I actually go to a lutheran church, so theirs not too much speaking out or tongues or dancing, okay, there's none of that! But it is a little bit more contemporary, we're in the bible belt, so it's a little more upbeat around here in Oklahoma.
I'll just let it be in God's time. I just have to continue to show him the love of God by my actions. Boy is that hard sometimes!
I'm listening to that link right now. wow. I just heard her say she prayed for her dad for years, and 4 days before his death he gave his life to God. Totally hit home.

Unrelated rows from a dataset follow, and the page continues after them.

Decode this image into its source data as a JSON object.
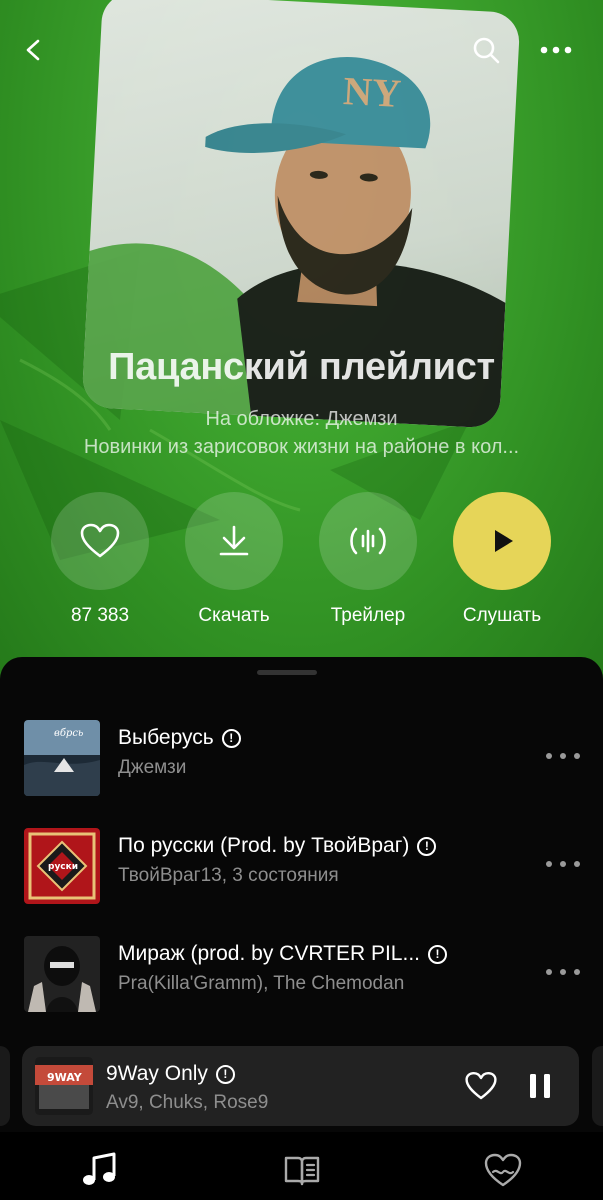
{
  "header": {
    "back_icon": "chevron-left-icon",
    "search_icon": "search-icon",
    "more_icon": "more-horizontal-icon"
  },
  "playlist": {
    "title": "Пацанский плейлист",
    "cover_credit": "На обложке: Джемзи",
    "description": "Новинки из зарисовок жизни на районе в кол..."
  },
  "actions": [
    {
      "label": "87 383",
      "icon": "heart-icon"
    },
    {
      "label": "Скачать",
      "icon": "download-icon"
    },
    {
      "label": "Трейлер",
      "icon": "trailer-icon"
    },
    {
      "label": "Слушать",
      "icon": "play-icon"
    }
  ],
  "tracks": [
    {
      "title": "Выберусь",
      "artist": "Джемзи",
      "explicit": "!"
    },
    {
      "title": "По русски (Prod. by ТвойВраг)",
      "artist": "ТвойВраг13, 3 состояния",
      "explicit": "!"
    },
    {
      "title": "Мираж (prod. by CVRTER PIL...",
      "artist": "Pra(Killa'Gramm), The Chemodan",
      "explicit": "!"
    }
  ],
  "now_playing": {
    "title": "9Way Only",
    "artists": "Av9, Chuks, Rose9",
    "explicit": "!"
  },
  "tabbar": {
    "items": [
      "music-note-icon",
      "book-icon",
      "heart-wave-icon"
    ]
  },
  "colors": {
    "accent_green": "#3ea52e",
    "play_yellow": "#e6d558",
    "sheet_bg": "#070707"
  }
}
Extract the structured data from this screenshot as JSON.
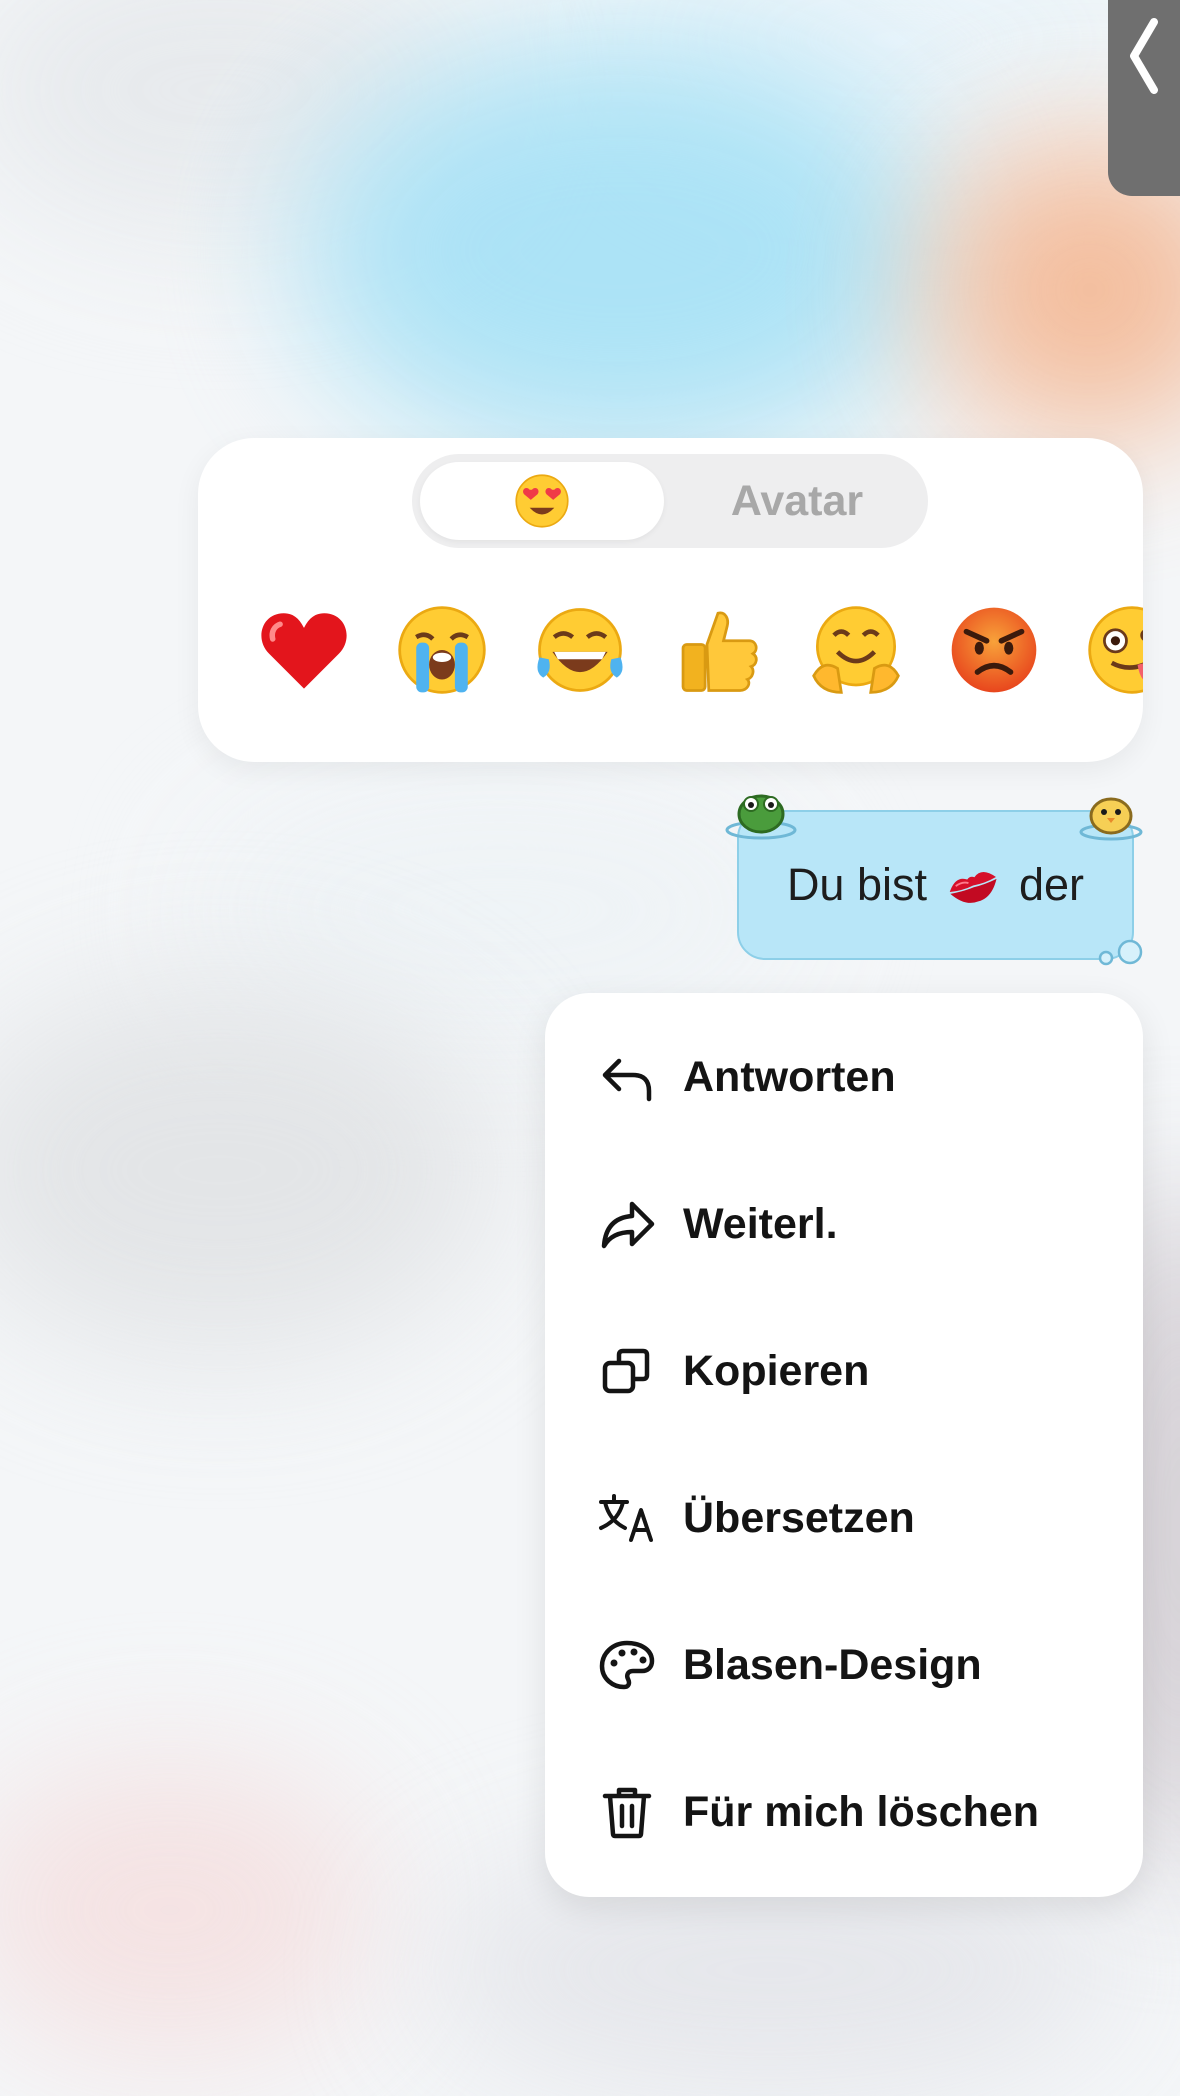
{
  "reaction_panel": {
    "tabs": [
      {
        "label": "😍",
        "icon": "heart-eyes-emoji",
        "selected": true
      },
      {
        "label": "Avatar",
        "selected": false
      }
    ],
    "emojis": [
      {
        "name": "red-heart-emoji",
        "glyph": "❤️"
      },
      {
        "name": "loudly-crying-emoji",
        "glyph": "😭"
      },
      {
        "name": "tears-of-joy-emoji",
        "glyph": "😂"
      },
      {
        "name": "thumbs-up-emoji",
        "glyph": "👍"
      },
      {
        "name": "hugging-face-emoji",
        "glyph": "🤗"
      },
      {
        "name": "angry-face-emoji",
        "glyph": "😡"
      },
      {
        "name": "zany-face-emoji",
        "glyph": "🤪"
      }
    ]
  },
  "message": {
    "text_before": "Du bist",
    "emoji": "💋",
    "text_after": "der",
    "bubble_color": "#b8e6f8"
  },
  "context_menu": {
    "items": [
      {
        "label": "Antworten",
        "icon": "reply-icon"
      },
      {
        "label": "Weiterl.",
        "icon": "forward-icon"
      },
      {
        "label": "Kopieren",
        "icon": "copy-icon"
      },
      {
        "label": "Übersetzen",
        "icon": "translate-icon"
      },
      {
        "label": "Blasen-Design",
        "icon": "palette-icon"
      },
      {
        "label": "Für mich löschen",
        "icon": "trash-icon"
      }
    ]
  }
}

Also, I am sooooooooooo bad. Okay, remember how we need to not make conclusions about stuff? Well, my H mentioned a couple weeks ago that his friend was having a b-day party. That's all he said. no "would you want to go to a party?", "hey can you get a sitter for kids"..etc. So, I let it all go. Then just 2 days ago he mentions the party again and says, not sure what he's doing yet. So then I'm like, oh here we go again, a party that I'm not going to, but there will be a few wives/girlfriends there, but not me. Why does he not like to invite me? ugh. or, it's just he waits till the last minute so that I don't even have a chance, or I don't know.
WELL. I let it go again, never commented about anything. i didn't want to ASK to go. I'm not like that. If he wants me to go, he'll ask. Well, I don't know what he said, something like I wish it was easier for us to do things, and I said, I thought you didn't want me to come, and he said, no, Cannon has chicken pox, and I said, well he's not contagious now.

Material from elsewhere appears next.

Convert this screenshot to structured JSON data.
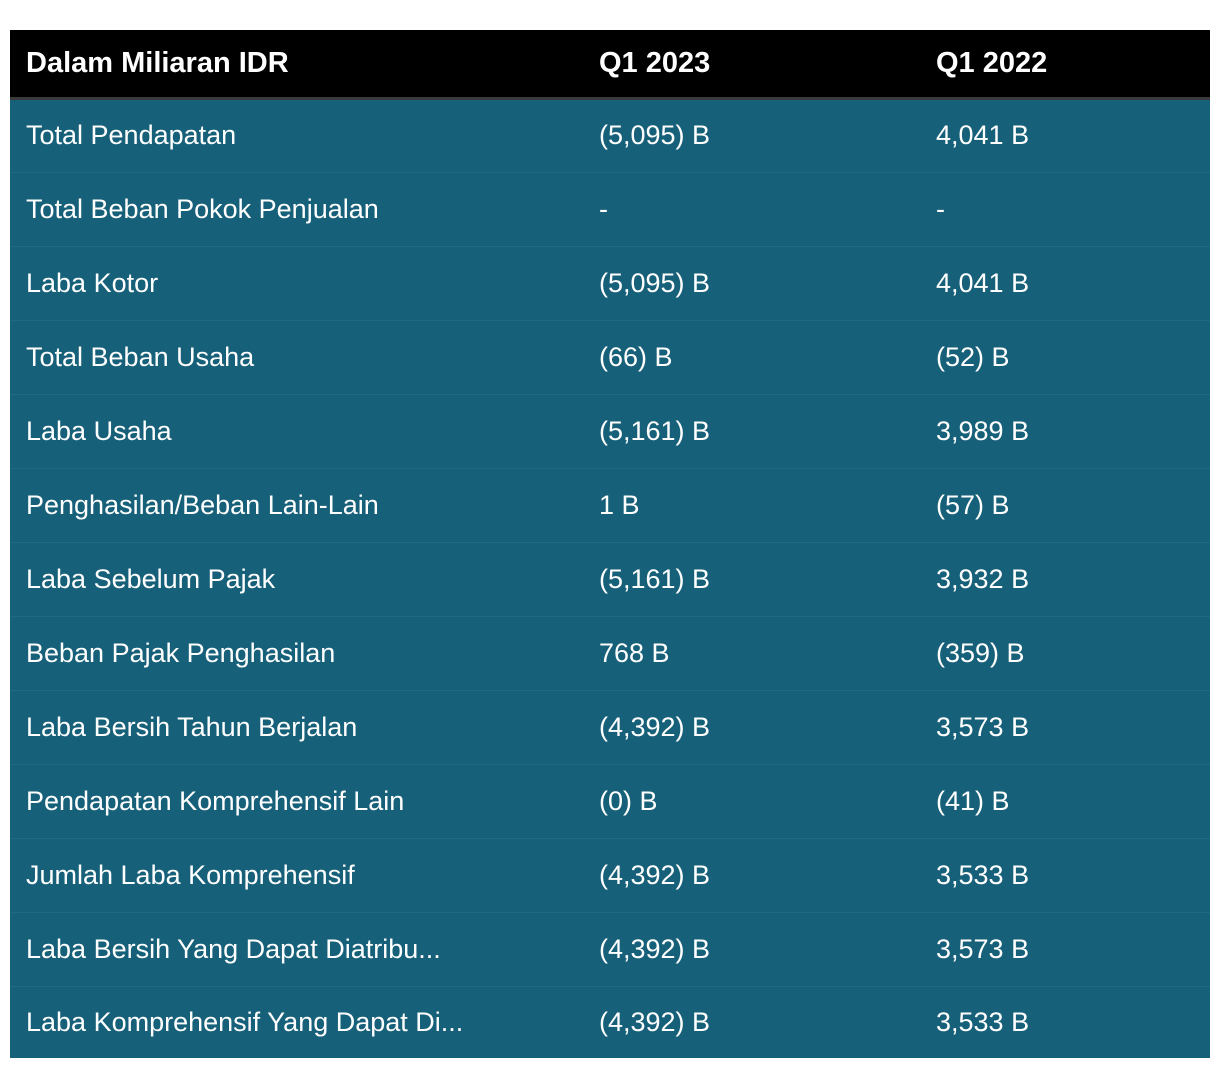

Well, then he made the excuse that he didn't want to spend 20-30 bucks for a babysitter so we could go. Which is true, but then he just spent 20 bucks on cleaning products for our truck. oh well. That's okay.
My point is this. I totally thought he just didn't want to ask me again, but it was because our s2 had chicken pox, and his friend also has a 2 year old. So, I couldn't believe I had thought that, and I should have said how I felt or something. I just don't want him to think I'm a whiney wife or something.
Well, also, he just left, and he txt me immediately with this.
"I do feel bad bout tonite. Wish things were easier for us to do stuff."
So glad that I was wrong! I need to take my own advice.
Me 33 H 34 S9 S3 M 6 yrs (2gether 11 yrs) EA/PA 1/2006 DB 5/2006 H wants D 6/2006 H wants ME 8/2006 H "said" PA/EA over 8/2006 H erased OW off phone! 2/2007
"It is far better 2 choose humility & change oneself, than 2 wait in vain trying 2 chang someone else."